NAB to FCC: Limit Online Filing Complaints

Points to groups filing 'nuisance' suits and lodging 'spurious allegations'

The National Association of Broadcasters is asking the FCC to at least look into limiting its public file complaint process to "actual viewers and listeners" rather than "persons or entities unrelated to local communities of license."

Various groups have been monitoring the files and filing complaints at the FCC, particularly about political filings.

The FCC did not identify any groups whose complaints it thought did not represent viewers and listeners, but said that "declining to consider public file complaints submitted from persons or entities unrelated to local communities of license would be consistent with the long-standing purpose of local public files. It would also reduce spurious allegations against stations, discourage the filing of mass electronic complaints made possible by today's technology, and conserve the FCC's limited resources for addressing valid and more locally relevant complaints."

That came in NAB's comments on the FCC's proposal to expand its requirement that TV stations make their public files — political ads, kids programming, etc. —  cover cable and satellite TV, as well as broadcast and satellite radio.

The FCC voted in December to propose requiring cable and DBS systems and radio stations (and XM-Sirius) to post their public files, including political files, in an FCC-administered online database.

That came in response to a petition filed by campaign finance reform groups seeking that extended online filing, some of the same groups NAB appears to be suggesting should not get to file complaints since they filed complaints against political filings that the FCC ultimately dismissed.

NAB conceded that the issue had not been raised in the FCC Notice of Proposed Rulemaking on which it was commenting, and took the opportunity to ask the FCC to open a rulemaking into the issue.

The FCC in August asked whether that online filing requirement should be extended, seeking input on a petition to that effect filed by the Campaign Legal Center, Common Cause and the Sunlight Foundation.

The December NPRM was responsive to that petition, but added radio stations, which the petitioners did not ask be included, so it was responsive-plus.

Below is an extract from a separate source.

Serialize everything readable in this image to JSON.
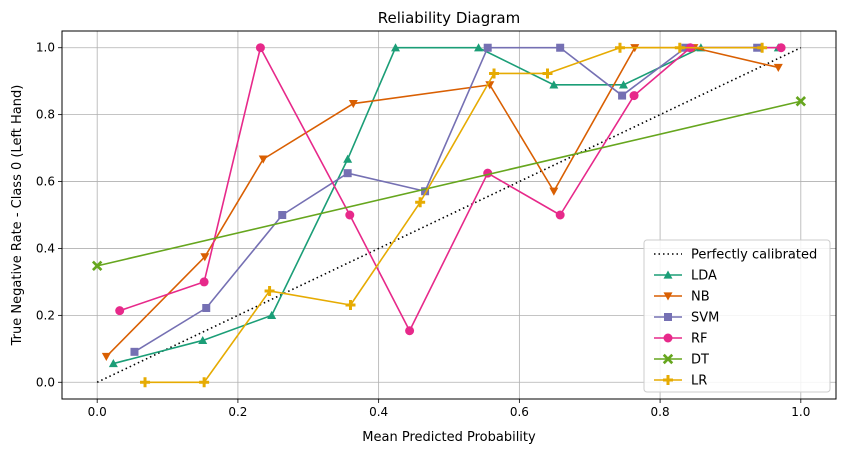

The campaign finance reform groups sought enhanced disclosure of political ad files as one way to help them counter the flood of so-called "dark" money expenditures by third-party groups that followed the Supreme Court's decision in the Citizens United case lifting limits on federal election spending by corporations and unions, spending that can be made through such groups.

Political files are records of political advertising purchases made by the media outlets, what they cost, and who made them, though Sunlight and the other petitioners argue the FCC also needs to tighten disclosure requirements on who is actually funding the ads, rather than just the name on the contract.